Republicans On Verge Of Taking Control Of US House
Last week’s Courier Herald column; It appears it didn’t post as scheduled. Still…enjoy some post election analysis before we’re actually post election – cbh
There’s a bit of a conundrum when writing for both print and online publications with a filing deadline days before an election. Some readers will get this before the final votes are cast, and some after the votes are counted. Today I’ll attempt to straddle this line and look ahead to “what’s next”.
Unless the entire American polling mechanism is irretrievably broken Speaker Nancy Pelosi will once again retire her gavel as she loses her majority to Republicans. The Senate remains in “toss-up” territory though Real Clear Politics gives the nod toward the GOP.
In the case of a 50-50 tie, Democrats retain control over that body as they have the executive branch for two more years. Even if Democrats outperform and retain the Senate, a Republican led House presents a sea-change to the one-party monopoly that has controlled Washington – and more.
With Democrats in firm control of the Legislative and Executive branches, national media has been able to cast the entire political narrative for the past two years on Democratic terms. Add in an alliance with the largest social media platforms, and Democrats have enjoyed a safe space to deliver their message with very limited and filtered rebuttal for the last two years.
This message is being flatly rejected. Not on the margin, but in totality.
During the 2018 and 2020 elections, National and Atlanta political press focused almost exclusively on white suburban women as swing voters. This week a pre-election poll showed a swing among this group – 20% of the electorate – to favoring Republicans by 15 points. That’s a swing of 27 points just since August.
Democrats and media alike seem to have made a grave mistake in viewing women as a monomythic group of single issue voters. They’re deeply concerned about their schools being shut down longer than necessary during Covid, by rapidly increasing crime rates after efforts to defund the police. They’re watching their home and 401K values fall while spending more and more every week at the grocery store and gas pumps.
I’ve written several times about the brief hours and days in 2020 when Democrats were briefly chastened at the election results. While they won the White House they didn’t get the gains they were hoping for elsewhere. Republicans literally gifted them the Senate two months later, and all of the campaign promises of a “return to normalcy” and “working across the aisle” quickly flipped to “never let a crisis go to waste”, “why won’t Joe Manchin let us kill the filibuster so we can really change everything”, “show us your papers; mask your children”, and “A few trillion here and there of borrowed money thrown into an already supply constrained economy will only make everything better”.
This election has shaped into a complete rejection of the fever dream power grabs of the last two years. It’s not just suburban white women. Republicans are making real gains with Hispanic and African American voters as well. As Democrats now begin to look at what things will be like in 2023, they again are in the bargaining stage.
This is best represented by Emily Oster’s Op-Ed in The Atlantic where she asks for a Covid Amnesty. No repercussions for the horrible decisions made, no blowback for those who used a genuine emergency for political gain. Let’s just move on like none of that ever happened.

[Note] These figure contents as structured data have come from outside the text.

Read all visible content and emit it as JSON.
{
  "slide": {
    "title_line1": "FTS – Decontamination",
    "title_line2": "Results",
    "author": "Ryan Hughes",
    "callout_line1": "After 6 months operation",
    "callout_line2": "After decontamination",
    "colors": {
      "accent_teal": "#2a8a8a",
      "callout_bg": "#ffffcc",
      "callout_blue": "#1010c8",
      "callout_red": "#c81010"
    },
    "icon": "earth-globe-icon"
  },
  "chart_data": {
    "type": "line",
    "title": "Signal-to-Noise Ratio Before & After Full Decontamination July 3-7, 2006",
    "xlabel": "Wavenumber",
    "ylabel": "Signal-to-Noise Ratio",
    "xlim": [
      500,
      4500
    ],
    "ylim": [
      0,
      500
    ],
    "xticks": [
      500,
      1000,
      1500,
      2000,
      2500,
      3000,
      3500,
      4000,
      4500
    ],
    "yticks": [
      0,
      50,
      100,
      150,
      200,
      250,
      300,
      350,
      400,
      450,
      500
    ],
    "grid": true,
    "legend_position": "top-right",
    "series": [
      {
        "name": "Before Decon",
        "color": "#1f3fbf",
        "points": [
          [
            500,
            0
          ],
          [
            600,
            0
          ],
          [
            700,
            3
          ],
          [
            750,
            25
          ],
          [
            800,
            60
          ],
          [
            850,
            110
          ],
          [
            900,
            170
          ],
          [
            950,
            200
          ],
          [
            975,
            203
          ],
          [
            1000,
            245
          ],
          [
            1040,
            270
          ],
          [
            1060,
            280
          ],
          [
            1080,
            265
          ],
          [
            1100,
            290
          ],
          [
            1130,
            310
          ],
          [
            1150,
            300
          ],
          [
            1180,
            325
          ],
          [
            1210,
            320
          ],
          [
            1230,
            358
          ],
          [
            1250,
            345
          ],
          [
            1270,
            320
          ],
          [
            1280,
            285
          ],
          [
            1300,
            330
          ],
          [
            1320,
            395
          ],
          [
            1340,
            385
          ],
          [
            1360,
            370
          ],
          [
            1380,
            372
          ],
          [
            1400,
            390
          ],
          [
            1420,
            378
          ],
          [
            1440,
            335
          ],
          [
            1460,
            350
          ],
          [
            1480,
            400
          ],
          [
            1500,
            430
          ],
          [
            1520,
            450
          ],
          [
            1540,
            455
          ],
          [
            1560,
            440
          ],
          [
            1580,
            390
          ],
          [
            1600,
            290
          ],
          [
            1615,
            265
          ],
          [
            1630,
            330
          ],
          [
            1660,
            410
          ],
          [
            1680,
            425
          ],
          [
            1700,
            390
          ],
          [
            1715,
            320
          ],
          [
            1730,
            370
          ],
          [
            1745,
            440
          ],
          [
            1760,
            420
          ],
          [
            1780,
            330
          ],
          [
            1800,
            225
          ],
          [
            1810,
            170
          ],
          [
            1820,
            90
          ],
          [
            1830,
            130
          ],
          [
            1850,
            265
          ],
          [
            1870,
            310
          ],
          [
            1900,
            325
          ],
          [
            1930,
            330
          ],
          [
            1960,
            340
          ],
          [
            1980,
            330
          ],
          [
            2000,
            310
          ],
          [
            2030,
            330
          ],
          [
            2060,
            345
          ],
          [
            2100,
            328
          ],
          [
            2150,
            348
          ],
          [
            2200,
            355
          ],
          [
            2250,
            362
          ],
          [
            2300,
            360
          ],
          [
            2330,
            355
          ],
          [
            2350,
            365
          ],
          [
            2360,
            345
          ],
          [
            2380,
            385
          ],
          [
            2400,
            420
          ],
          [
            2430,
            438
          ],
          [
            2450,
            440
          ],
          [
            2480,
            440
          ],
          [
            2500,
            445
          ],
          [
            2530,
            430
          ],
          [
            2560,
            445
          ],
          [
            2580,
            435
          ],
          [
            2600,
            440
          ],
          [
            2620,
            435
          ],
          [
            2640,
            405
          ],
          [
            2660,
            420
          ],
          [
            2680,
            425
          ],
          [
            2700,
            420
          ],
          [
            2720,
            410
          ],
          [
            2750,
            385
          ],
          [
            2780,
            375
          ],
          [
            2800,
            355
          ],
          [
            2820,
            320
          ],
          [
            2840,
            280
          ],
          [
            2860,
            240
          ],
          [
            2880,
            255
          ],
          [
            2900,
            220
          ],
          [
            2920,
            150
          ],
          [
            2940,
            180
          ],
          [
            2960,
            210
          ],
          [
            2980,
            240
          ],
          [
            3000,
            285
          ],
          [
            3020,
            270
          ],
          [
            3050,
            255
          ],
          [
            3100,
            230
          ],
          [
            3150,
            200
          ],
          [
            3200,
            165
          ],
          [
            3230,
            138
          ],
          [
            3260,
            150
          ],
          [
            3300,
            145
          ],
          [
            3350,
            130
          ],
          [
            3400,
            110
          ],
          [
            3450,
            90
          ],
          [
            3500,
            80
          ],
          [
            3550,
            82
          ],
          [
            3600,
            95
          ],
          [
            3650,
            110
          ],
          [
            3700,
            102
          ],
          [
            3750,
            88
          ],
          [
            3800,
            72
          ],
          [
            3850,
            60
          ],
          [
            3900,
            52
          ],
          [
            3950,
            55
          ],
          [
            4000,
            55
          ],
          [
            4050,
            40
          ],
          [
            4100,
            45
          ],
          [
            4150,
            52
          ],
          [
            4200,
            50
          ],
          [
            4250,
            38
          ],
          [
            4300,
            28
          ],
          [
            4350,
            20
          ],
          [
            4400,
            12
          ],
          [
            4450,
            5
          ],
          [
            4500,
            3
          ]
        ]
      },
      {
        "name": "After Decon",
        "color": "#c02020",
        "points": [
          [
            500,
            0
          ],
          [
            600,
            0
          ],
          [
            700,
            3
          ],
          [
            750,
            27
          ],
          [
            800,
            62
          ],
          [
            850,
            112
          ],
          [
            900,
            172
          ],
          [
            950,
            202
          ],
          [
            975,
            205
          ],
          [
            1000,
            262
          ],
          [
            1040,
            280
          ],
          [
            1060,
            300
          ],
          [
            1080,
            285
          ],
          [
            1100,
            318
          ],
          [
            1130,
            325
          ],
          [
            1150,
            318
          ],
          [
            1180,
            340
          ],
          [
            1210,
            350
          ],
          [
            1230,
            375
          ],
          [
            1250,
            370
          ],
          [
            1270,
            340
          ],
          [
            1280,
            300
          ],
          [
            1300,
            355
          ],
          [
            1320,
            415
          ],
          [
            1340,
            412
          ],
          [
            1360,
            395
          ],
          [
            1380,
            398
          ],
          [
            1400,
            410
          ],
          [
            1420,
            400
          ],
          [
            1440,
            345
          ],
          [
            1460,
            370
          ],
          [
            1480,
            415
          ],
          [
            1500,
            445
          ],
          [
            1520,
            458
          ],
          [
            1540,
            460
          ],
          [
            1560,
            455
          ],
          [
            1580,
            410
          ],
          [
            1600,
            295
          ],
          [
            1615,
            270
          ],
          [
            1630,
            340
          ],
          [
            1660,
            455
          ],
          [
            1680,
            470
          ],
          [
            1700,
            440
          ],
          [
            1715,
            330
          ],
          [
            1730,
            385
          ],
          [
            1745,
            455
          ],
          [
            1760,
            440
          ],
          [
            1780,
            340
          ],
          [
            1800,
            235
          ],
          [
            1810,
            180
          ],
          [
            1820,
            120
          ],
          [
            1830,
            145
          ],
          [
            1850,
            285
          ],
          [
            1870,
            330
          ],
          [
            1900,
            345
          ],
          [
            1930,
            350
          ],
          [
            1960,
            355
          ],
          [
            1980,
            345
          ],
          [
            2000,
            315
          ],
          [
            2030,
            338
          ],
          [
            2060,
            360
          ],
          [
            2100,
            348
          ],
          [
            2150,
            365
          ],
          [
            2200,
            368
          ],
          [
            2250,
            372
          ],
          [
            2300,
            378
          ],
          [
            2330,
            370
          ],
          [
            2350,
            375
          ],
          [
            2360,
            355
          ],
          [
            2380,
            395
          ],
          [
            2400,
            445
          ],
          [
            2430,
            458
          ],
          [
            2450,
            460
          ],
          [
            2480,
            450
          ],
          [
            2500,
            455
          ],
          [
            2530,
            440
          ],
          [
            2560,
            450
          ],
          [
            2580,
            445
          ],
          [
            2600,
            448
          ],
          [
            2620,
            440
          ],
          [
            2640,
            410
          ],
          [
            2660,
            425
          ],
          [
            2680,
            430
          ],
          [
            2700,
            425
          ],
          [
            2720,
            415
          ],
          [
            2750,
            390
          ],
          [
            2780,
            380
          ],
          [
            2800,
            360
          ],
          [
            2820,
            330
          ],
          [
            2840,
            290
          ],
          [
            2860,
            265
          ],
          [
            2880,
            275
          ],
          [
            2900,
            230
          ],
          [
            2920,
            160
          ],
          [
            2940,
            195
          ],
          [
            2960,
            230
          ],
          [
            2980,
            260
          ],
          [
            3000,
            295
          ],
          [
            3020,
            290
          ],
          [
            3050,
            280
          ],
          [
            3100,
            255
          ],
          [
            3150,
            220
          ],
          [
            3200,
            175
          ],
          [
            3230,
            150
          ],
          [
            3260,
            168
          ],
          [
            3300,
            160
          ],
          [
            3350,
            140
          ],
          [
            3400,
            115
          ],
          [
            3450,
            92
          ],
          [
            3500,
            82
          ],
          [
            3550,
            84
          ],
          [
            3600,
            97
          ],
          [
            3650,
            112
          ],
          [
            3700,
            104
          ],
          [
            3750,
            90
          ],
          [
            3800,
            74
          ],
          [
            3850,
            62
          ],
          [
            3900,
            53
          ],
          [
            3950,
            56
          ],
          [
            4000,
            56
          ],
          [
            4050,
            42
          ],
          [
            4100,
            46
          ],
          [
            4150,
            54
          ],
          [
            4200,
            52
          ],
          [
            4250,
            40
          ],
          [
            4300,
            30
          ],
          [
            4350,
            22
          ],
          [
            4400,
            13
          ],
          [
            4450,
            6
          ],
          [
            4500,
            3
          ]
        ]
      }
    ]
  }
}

For those who own up to bad decisions and come clean with what was going on in a public and transparent manner, grace can and should be extended. For those who nakedly kept schools closed in order to use kids as union bargaining chips there should be a full public examination of actions and motivations. For those who deemed proper questions including peer reviewed medical research be labeled and blocked as “misinformation”, more transparency on these decisions are needed.
There will be Congressional hearings on the Covid response and so many other federal intrusions into our lives over the past two years. My only advice to Republicans on this is to find a prosecutor for each one and yield each member’s time to one individual. Too many hearings are show trials so members can hear their own sound bites. If you truly want to expose root causes of problems, let one person handle the questioning to prove it.
My broader advice, should Republicans take control of Congress, is to focus on the lives of every day Americans. Move away from the scare tactics that feed the “Send us $25 by midnight to stop the liberals” emails. Show you’re capable of governing in a meaningful way.
You’re not going to make the President use his veto pen often. Senator Schumer will see to that. But you will have the opportunity to make your case as to why limited but effective, stable governance works best.
Republicans must remember how quickly public opinion can change. Democrats have squandered their absolute majority in just two years. Republicans should have two years to prove they should be trusted with one, if the presumed new Speaker uses the gavel and bully pulpit wisely.